XBOX ONE: Haja dinheiro...

Por David Zorzin



No fim do ano passado decidi vender meu PS3, que estava comigo há sete anos, para comprar um Xbox One. Na eterna batalha entre Sony e Microsoft eu levei em conta o preço. Na época o One saiu mais barato, além disso comprei um pacote com dois controles, o FIFA 17 e o Quantum Breaker. Até hoje não sei se valeu a pena ou não, na verdade meu desejo sempre foi o PS4, mas o valor era muito acima do que eu poderia pagar. 

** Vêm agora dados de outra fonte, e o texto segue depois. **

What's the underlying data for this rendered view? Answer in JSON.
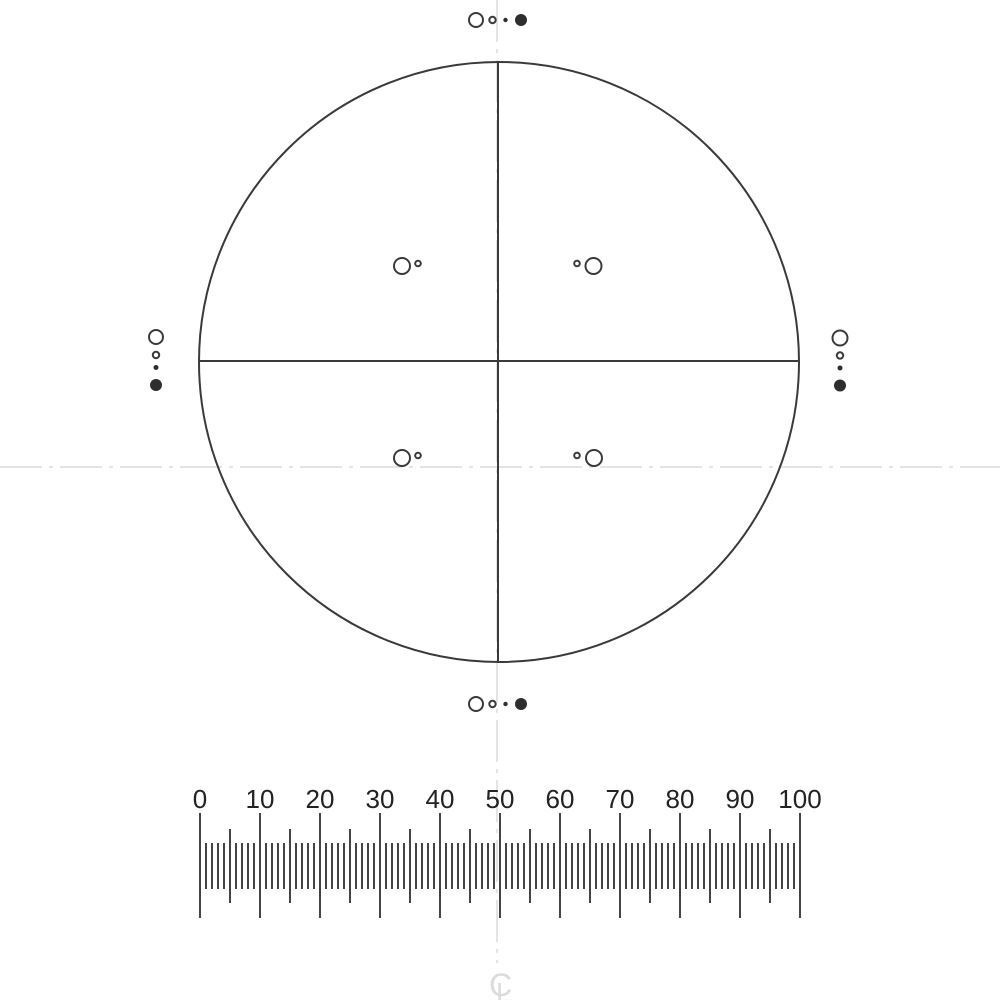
{
  "image_type": "microscope-reticle-calibration-drawing",
  "colors": {
    "background": "#ffffff",
    "line": "#3a3a3a",
    "fill_dot": "#2e2e2e",
    "tick": "#444444",
    "label": "#222222",
    "centerline": "#e4e4e4",
    "centerline_symbol": "#dcdcdc"
  },
  "reticle": {
    "circle": {
      "cx": 499,
      "cy": 362,
      "r": 300,
      "stroke_width": 2
    },
    "crosshair": {
      "horizontal": {
        "x1": 199,
        "x2": 799,
        "y": 361
      },
      "vertical": {
        "x": 498,
        "y1": 62,
        "y2": 663
      },
      "stroke_width": 2
    },
    "edge_patterns": [
      {
        "name": "top-pattern",
        "circles": [
          {
            "cx": 476,
            "cy": 20,
            "r": 7,
            "fill": false
          },
          {
            "cx": 492.5,
            "cy": 20,
            "r": 3.2,
            "fill": false
          },
          {
            "cx": 505.5,
            "cy": 20,
            "r": 2.2,
            "fill": true
          },
          {
            "cx": 521,
            "cy": 20,
            "r": 6,
            "fill": true
          }
        ]
      },
      {
        "name": "bottom-pattern",
        "circles": [
          {
            "cx": 476,
            "cy": 704,
            "r": 7,
            "fill": false
          },
          {
            "cx": 492.5,
            "cy": 704,
            "r": 3.2,
            "fill": false
          },
          {
            "cx": 505.5,
            "cy": 704,
            "r": 2.2,
            "fill": true
          },
          {
            "cx": 521,
            "cy": 704,
            "r": 6,
            "fill": true
          }
        ]
      },
      {
        "name": "left-pattern",
        "circles": [
          {
            "cx": 156,
            "cy": 337,
            "r": 7,
            "fill": false
          },
          {
            "cx": 156,
            "cy": 355,
            "r": 3.2,
            "fill": false
          },
          {
            "cx": 156,
            "cy": 367.5,
            "r": 2.5,
            "fill": true
          },
          {
            "cx": 156,
            "cy": 385,
            "r": 6,
            "fill": true
          }
        ]
      },
      {
        "name": "right-pattern",
        "circles": [
          {
            "cx": 840,
            "cy": 338,
            "r": 7.5,
            "fill": false
          },
          {
            "cx": 840,
            "cy": 355.5,
            "r": 3.2,
            "fill": false
          },
          {
            "cx": 840,
            "cy": 368,
            "r": 2.5,
            "fill": true
          },
          {
            "cx": 840,
            "cy": 385.5,
            "r": 6,
            "fill": true
          }
        ]
      }
    ],
    "quadrant_pairs": [
      {
        "name": "upper-left-pair",
        "circles": [
          {
            "cx": 402,
            "cy": 266,
            "r": 8,
            "fill": false
          },
          {
            "cx": 418,
            "cy": 263.5,
            "r": 2.8,
            "fill": false
          }
        ]
      },
      {
        "name": "upper-right-pair",
        "circles": [
          {
            "cx": 577,
            "cy": 263.5,
            "r": 2.8,
            "fill": false
          },
          {
            "cx": 593.5,
            "cy": 266,
            "r": 8,
            "fill": false
          }
        ]
      },
      {
        "name": "lower-left-pair",
        "circles": [
          {
            "cx": 402,
            "cy": 458,
            "r": 8,
            "fill": false
          },
          {
            "cx": 418,
            "cy": 455.5,
            "r": 2.8,
            "fill": false
          }
        ]
      },
      {
        "name": "lower-right-pair",
        "circles": [
          {
            "cx": 577,
            "cy": 455.5,
            "r": 2.8,
            "fill": false
          },
          {
            "cx": 594,
            "cy": 458,
            "r": 8,
            "fill": false
          }
        ]
      }
    ]
  },
  "centerlines": {
    "dash_pattern": "42 7 4 7",
    "stroke_width": 2,
    "vertical": {
      "x": 497,
      "y1": 0,
      "y2": 963
    },
    "horizontal": {
      "y": 467,
      "x1": 0,
      "x2": 1000
    },
    "symbol": {
      "letters": [
        {
          "char": "C",
          "x": 489,
          "y": 996,
          "font_size": 32
        },
        {
          "char": "L",
          "x": 496,
          "y": 1002,
          "font_size": 28
        }
      ]
    }
  },
  "chart_data": {
    "type": "table",
    "title": "",
    "scale_labels": [
      "0",
      "10",
      "20",
      "30",
      "40",
      "50",
      "60",
      "70",
      "80",
      "90",
      "100"
    ],
    "scale_range": [
      0,
      100
    ],
    "minor_division": 1,
    "mid_division": 5,
    "major_division": 10
  },
  "scale": {
    "x_start": 200,
    "x_end": 800,
    "num_units": 100,
    "labels": [
      "0",
      "10",
      "20",
      "30",
      "40",
      "50",
      "60",
      "70",
      "80",
      "90",
      "100"
    ],
    "label_step_units": 10,
    "label_baseline_y": 808,
    "label_font_size": 26,
    "tick_width": 2,
    "major": {
      "every": 10,
      "y1": 813,
      "y2": 918
    },
    "mid": {
      "every": 5,
      "y1": 829,
      "y2": 903
    },
    "minor": {
      "every": 1,
      "y1": 843,
      "y2": 889
    }
  }
}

O que posso afirmar para vocês que ter um videogame da nova geração é caro, e o problema nem é o quanto você paga pelo console, mas sim esse novo sistema que ferra com a vida de quem joga. Ninguém me disse quando eu comprei o Xbox One que pra aproveitar realmente a máquina eu teria que pagar muito mais que os R$ 1600 que eu desembolsei. 

A primeira coisa que vejo muita gente reclamar é que na maioria dos jogos que focam na campanha, o jogador tem que comprar extensões, DLC’s ou novos mapas para realmente completar a história. Um exemplo disso é o último Resident Evil lançado em março, é possível completar o jogo, mas também é possível gastar mais alguns reais para ter extensões que permitem uma campanha mais longa e completa.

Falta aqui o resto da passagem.